Food Aggregator: Food aggregators facilitate orders and provide customer support. They act as mediators between customers and local restaurants, offering access to various cuisines through a single website or Smartphone application.

Complementors: Company selling such product or service that complements the products or services of another company and hence are called as complementors.

Artificial Intelligence: A branch of computer science dealing with the simulation of intelligent behaviour in computers.

Dabbawala: A unique system of delivering lunchboxes collected from homes and restaurants to working-class people in Mumbai city manually.

Platform Business Model: Aggregator business models defined above is also labelled as the platform business model.

Machine Learning: The process by which a computer can improve its performance (as in analyzing image files) by continuously incorporating new data into an existing statistical model.

Time and Space: Changes in the food aggregator website reflecting the meals served at a particular time. For example, the web site shall display breakfast in morning hours and move to lunch menus in the afternoon.

NRAI: National Restaurant Association of India. A voice of the Indian restaurant industry representing over fifty thousand restaurants of India.

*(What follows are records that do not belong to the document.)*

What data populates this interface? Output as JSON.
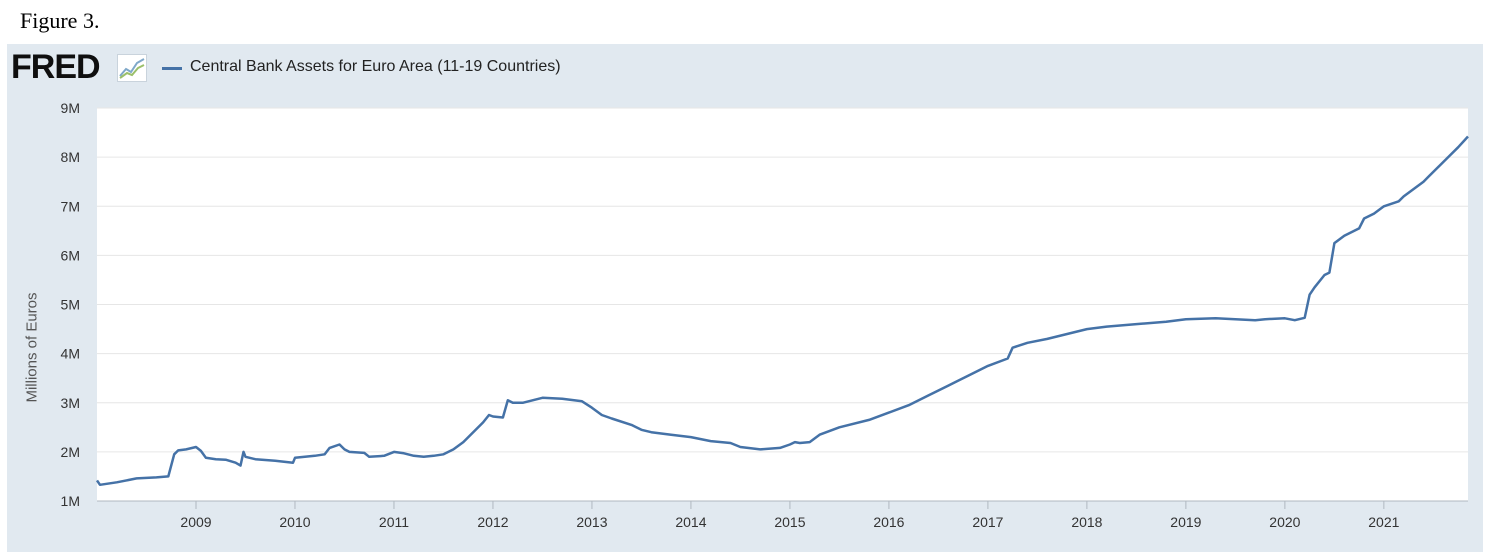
{
  "caption": "Figure 3.",
  "brand": {
    "logo_text": "FRED",
    "logo_icon": "chart-trend-icon"
  },
  "legend": {
    "label": "Central Bank Assets for Euro Area (11-19 Countries)",
    "color": "#4572a7"
  },
  "chart_data": {
    "type": "line",
    "title": "",
    "xlabel": "",
    "ylabel": "Millions of Euros",
    "xlim": [
      2008.0,
      2021.85
    ],
    "ylim": [
      1,
      9
    ],
    "y_ticks": [
      1,
      2,
      3,
      4,
      5,
      6,
      7,
      8,
      9
    ],
    "y_tick_labels": [
      "1M",
      "2M",
      "3M",
      "4M",
      "5M",
      "6M",
      "7M",
      "8M",
      "9M"
    ],
    "x_ticks": [
      2009,
      2010,
      2011,
      2012,
      2013,
      2014,
      2015,
      2016,
      2017,
      2018,
      2019,
      2020,
      2021
    ],
    "x_tick_labels": [
      "2009",
      "2010",
      "2011",
      "2012",
      "2013",
      "2014",
      "2015",
      "2016",
      "2017",
      "2018",
      "2019",
      "2020",
      "2021"
    ],
    "grid": true,
    "series": [
      {
        "name": "Central Bank Assets for Euro Area (11-19 Countries)",
        "x": [
          2008.0,
          2008.03,
          2008.2,
          2008.4,
          2008.6,
          2008.72,
          2008.78,
          2008.82,
          2008.9,
          2009.0,
          2009.05,
          2009.1,
          2009.2,
          2009.3,
          2009.4,
          2009.45,
          2009.48,
          2009.5,
          2009.6,
          2009.8,
          2009.98,
          2010.0,
          2010.2,
          2010.3,
          2010.35,
          2010.45,
          2010.5,
          2010.55,
          2010.7,
          2010.75,
          2010.9,
          2011.0,
          2011.1,
          2011.2,
          2011.3,
          2011.4,
          2011.5,
          2011.6,
          2011.7,
          2011.8,
          2011.9,
          2011.96,
          2012.0,
          2012.1,
          2012.15,
          2012.2,
          2012.3,
          2012.4,
          2012.5,
          2012.7,
          2012.9,
          2013.0,
          2013.1,
          2013.2,
          2013.4,
          2013.5,
          2013.6,
          2013.8,
          2014.0,
          2014.2,
          2014.4,
          2014.5,
          2014.7,
          2014.9,
          2015.0,
          2015.05,
          2015.1,
          2015.2,
          2015.3,
          2015.5,
          2015.8,
          2016.0,
          2016.2,
          2016.4,
          2016.5,
          2016.6,
          2016.8,
          2017.0,
          2017.2,
          2017.25,
          2017.4,
          2017.6,
          2017.8,
          2018.0,
          2018.2,
          2018.5,
          2018.8,
          2019.0,
          2019.3,
          2019.5,
          2019.7,
          2019.8,
          2020.0,
          2020.1,
          2020.2,
          2020.25,
          2020.3,
          2020.4,
          2020.45,
          2020.5,
          2020.6,
          2020.75,
          2020.8,
          2020.9,
          2021.0,
          2021.15,
          2021.2,
          2021.4,
          2021.45,
          2021.6,
          2021.65,
          2021.75,
          2021.85
        ],
        "values": [
          1.42,
          1.33,
          1.38,
          1.46,
          1.48,
          1.5,
          1.95,
          2.03,
          2.05,
          2.1,
          2.02,
          1.88,
          1.85,
          1.84,
          1.78,
          1.72,
          2.0,
          1.9,
          1.85,
          1.82,
          1.78,
          1.88,
          1.92,
          1.95,
          2.08,
          2.15,
          2.05,
          2.0,
          1.98,
          1.9,
          1.92,
          2.0,
          1.97,
          1.92,
          1.9,
          1.92,
          1.95,
          2.05,
          2.2,
          2.4,
          2.6,
          2.75,
          2.72,
          2.7,
          3.05,
          3.0,
          3.0,
          3.05,
          3.1,
          3.08,
          3.03,
          2.9,
          2.75,
          2.68,
          2.55,
          2.45,
          2.4,
          2.35,
          2.3,
          2.22,
          2.18,
          2.1,
          2.05,
          2.08,
          2.15,
          2.2,
          2.18,
          2.2,
          2.35,
          2.5,
          2.65,
          2.8,
          2.95,
          3.15,
          3.25,
          3.35,
          3.55,
          3.75,
          3.9,
          4.12,
          4.22,
          4.3,
          4.4,
          4.5,
          4.55,
          4.6,
          4.65,
          4.7,
          4.72,
          4.7,
          4.68,
          4.7,
          4.72,
          4.68,
          4.73,
          5.2,
          5.35,
          5.6,
          5.65,
          6.25,
          6.4,
          6.55,
          6.75,
          6.85,
          7.0,
          7.1,
          7.2,
          7.5,
          7.6,
          7.9,
          8.0,
          8.2,
          8.42
        ]
      }
    ]
  }
}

Unorganized Restaurant: Vendors selling ready to eat food on carts, roadside eateries and street stalls.

CRM: Customer Relationship Management (CRM). An approach that helps businesses improve existing customer relationships and acquire new customers faster.

OFD: Online food delivery whereby customers order food from local restaurants or food delivery companies through websites or Smartphone applications or “apps”.

Digitalization Strategies: Strategies focusing on using technology to improve business performance, whether that means creating new products or reimagining current processes.